Latin alfabesine geçilmesine, Atatürk’ün en yakın dava ve çalışma arkadaşı İsmet İnönü'nün de karşı çıktığını açıklayan Prof. Dr. Onur Bilge Kula, bu isimlerden bir diğerinin de Kazım Karabekir olduğunu ifade etti. İnönü'nün "Harf devrimini yapmak, uzun, çetin, belki ömür boyunca bir mücadeleye karar vermektir" sözlerini hatırlatarak çekincelerini ortaya koyduğunu hatırlattı. Kazım Karabekir ile ilgili ise "Şubat 1923’te İzmir’de toplanan Ulusal İktisat Kongresi’nde İzmirli işçi delege Nazmi ve iki arkadaşının Latin harflerinin kabulüne ilişkin verdikleri öneriyi tepkiyle karşılar ve okutmaz" ifadelerini kullandı. Kula'nın fercekedebiyat.com'daki yazısı şu şekilde:

"Her toplumsal-kültürel-politik gelişme, tarihsel bir birikime dayanır.
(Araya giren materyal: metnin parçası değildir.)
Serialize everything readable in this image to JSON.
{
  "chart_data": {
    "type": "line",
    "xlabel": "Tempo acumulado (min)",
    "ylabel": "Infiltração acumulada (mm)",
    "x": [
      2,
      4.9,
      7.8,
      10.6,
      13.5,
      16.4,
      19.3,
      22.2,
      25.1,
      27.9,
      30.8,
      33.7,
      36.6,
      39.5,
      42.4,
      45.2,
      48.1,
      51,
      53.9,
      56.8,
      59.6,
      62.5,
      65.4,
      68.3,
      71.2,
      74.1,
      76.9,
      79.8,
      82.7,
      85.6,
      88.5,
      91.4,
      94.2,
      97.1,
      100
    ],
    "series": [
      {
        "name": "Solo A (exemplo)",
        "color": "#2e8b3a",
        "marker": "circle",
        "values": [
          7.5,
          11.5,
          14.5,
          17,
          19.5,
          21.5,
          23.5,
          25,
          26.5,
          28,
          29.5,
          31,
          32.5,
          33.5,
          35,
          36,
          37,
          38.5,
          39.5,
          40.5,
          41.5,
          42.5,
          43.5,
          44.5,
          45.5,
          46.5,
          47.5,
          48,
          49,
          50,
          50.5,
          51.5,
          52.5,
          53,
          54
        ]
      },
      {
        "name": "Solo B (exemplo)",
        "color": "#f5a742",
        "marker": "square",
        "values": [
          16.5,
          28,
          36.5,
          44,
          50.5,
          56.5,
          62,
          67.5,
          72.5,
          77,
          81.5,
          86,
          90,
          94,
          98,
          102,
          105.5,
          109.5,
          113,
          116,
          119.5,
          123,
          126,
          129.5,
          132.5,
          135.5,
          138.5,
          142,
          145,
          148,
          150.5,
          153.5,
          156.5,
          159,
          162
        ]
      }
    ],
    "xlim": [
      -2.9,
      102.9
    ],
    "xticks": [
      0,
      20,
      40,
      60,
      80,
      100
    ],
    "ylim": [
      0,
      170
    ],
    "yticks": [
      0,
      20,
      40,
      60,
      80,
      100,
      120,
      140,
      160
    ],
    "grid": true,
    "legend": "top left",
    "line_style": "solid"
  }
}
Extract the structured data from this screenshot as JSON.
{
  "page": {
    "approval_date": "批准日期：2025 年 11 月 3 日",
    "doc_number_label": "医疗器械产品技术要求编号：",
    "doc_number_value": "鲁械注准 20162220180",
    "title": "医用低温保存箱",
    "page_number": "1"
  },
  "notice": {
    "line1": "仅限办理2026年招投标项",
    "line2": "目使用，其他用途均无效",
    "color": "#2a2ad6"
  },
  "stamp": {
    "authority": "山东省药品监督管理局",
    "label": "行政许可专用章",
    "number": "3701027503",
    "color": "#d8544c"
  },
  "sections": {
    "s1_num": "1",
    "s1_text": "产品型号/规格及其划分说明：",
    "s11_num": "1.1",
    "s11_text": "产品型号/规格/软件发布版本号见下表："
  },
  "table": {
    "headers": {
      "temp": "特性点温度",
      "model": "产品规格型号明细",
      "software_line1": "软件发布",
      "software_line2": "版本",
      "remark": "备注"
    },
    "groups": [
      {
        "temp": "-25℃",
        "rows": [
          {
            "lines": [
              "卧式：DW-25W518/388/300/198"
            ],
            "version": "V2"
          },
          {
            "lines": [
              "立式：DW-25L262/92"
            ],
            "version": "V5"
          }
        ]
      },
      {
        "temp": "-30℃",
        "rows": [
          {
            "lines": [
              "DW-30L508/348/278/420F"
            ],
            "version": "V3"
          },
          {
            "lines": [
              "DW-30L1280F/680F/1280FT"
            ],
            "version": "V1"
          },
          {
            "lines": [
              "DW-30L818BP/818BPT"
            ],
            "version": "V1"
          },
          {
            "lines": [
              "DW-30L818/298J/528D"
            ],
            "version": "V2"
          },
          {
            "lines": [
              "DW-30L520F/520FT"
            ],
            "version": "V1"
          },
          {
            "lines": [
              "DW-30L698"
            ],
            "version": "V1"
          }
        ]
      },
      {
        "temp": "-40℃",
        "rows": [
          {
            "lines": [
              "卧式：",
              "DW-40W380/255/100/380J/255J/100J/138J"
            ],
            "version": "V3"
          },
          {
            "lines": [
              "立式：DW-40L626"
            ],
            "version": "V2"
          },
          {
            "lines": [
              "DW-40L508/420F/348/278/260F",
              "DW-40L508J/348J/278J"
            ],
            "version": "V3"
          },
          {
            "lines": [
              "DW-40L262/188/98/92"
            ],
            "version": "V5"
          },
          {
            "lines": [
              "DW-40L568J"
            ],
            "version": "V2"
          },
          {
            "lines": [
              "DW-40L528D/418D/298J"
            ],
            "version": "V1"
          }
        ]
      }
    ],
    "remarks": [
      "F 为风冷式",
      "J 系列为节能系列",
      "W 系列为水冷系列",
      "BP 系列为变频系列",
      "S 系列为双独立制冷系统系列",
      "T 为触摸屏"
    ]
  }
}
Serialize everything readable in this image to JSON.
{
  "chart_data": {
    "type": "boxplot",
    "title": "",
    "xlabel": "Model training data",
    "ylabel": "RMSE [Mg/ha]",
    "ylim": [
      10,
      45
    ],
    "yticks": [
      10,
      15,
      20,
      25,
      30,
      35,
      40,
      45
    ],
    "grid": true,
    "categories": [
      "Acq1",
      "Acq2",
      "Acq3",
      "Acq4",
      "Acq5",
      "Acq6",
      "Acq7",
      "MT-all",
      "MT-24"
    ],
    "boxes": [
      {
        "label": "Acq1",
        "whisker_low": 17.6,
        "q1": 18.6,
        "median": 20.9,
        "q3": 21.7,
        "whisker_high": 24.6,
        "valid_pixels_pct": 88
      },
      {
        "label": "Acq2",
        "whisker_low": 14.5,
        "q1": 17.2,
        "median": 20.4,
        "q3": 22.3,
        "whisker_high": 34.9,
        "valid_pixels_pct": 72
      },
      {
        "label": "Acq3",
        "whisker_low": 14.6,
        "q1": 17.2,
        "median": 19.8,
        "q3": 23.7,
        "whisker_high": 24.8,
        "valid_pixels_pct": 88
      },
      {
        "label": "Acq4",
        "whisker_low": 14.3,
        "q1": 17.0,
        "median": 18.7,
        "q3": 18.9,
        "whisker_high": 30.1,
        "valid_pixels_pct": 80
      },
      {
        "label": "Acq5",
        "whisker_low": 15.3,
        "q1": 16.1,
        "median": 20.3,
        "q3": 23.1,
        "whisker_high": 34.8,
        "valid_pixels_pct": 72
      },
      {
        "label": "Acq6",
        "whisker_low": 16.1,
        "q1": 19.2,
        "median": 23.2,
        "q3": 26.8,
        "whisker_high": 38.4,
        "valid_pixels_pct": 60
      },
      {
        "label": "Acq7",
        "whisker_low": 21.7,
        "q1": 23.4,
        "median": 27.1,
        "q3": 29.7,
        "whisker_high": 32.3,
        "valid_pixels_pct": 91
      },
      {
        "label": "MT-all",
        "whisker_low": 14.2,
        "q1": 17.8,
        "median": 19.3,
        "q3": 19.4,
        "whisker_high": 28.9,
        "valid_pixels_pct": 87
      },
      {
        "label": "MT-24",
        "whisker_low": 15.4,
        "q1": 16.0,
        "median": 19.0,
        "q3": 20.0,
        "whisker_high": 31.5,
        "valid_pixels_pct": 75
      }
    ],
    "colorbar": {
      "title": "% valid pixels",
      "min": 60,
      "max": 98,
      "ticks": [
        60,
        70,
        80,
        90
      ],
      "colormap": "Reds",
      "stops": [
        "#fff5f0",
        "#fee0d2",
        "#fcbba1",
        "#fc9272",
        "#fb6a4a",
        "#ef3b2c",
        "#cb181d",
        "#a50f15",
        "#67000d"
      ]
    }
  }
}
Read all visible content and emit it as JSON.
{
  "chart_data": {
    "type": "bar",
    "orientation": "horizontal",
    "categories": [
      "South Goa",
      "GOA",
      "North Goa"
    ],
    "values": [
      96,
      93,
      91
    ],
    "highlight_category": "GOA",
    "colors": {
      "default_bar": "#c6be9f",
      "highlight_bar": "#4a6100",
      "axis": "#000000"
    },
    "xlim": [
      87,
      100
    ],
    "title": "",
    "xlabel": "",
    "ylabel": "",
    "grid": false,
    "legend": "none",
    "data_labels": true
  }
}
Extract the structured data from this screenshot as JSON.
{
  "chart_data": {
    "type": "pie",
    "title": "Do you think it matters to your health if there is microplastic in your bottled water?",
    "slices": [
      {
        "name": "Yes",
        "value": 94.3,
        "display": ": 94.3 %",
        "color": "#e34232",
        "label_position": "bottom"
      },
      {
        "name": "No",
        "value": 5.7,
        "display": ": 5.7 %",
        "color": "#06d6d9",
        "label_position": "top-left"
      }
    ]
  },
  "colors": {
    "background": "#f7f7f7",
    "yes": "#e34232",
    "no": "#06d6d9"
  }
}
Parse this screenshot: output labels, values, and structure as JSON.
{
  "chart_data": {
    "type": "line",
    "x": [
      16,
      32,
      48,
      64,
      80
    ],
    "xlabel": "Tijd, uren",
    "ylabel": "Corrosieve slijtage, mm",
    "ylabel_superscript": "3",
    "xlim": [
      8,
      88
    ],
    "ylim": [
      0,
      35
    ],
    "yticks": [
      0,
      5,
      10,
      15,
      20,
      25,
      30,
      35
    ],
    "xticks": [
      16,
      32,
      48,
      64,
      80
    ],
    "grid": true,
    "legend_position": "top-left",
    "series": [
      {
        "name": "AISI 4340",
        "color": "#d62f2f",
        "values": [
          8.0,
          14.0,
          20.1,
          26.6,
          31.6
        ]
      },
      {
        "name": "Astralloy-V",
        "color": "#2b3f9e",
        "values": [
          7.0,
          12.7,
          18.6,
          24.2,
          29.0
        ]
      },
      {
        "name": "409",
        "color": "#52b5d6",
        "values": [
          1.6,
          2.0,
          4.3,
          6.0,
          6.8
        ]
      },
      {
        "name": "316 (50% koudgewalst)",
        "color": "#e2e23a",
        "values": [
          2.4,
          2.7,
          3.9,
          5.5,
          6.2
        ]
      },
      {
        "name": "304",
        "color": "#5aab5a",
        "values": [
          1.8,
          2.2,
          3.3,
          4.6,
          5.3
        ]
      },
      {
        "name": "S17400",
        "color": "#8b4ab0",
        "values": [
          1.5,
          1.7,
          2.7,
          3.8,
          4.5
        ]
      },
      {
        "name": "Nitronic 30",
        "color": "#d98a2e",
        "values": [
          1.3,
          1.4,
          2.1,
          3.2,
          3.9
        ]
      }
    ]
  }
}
Bu ilke, dil ve Dil Devrimi için de geçerlidir. Söz konusu ilke uyarınca, 1800'den sonra gelişmeye başlayan Türkçe bilincinin bazı öncülerini anmak gerekir.

Bu öncülerden biri, 1862’de harflerin düzeltilmesini gündeme getiren Münif Paşa'dır. 1869’da Mustafa Celalettin Paşa, Türk dilinin yenilenmesi için, Latin harflerinin kabul edilmesi gerektiğini dile getirmenin yanı sıra, kızına Latin harfleriyle Türkçe mektuplar yazmıştır. Bu aydın kişi, ayrıca Türkçenin ‘arılaştırılmasına’ yönelik öncü çalışmalar yapmış ve halkın kolay öğrenmesi için, ‘Türkçenin eğitim-öğretim dili’ olmasında direnmiştir. Mustafa Celalettin Paşa bu unutulmaz katkılarıyla, Dil Devrimi'nin öncüleri arasında anılmayı hak etmiştir.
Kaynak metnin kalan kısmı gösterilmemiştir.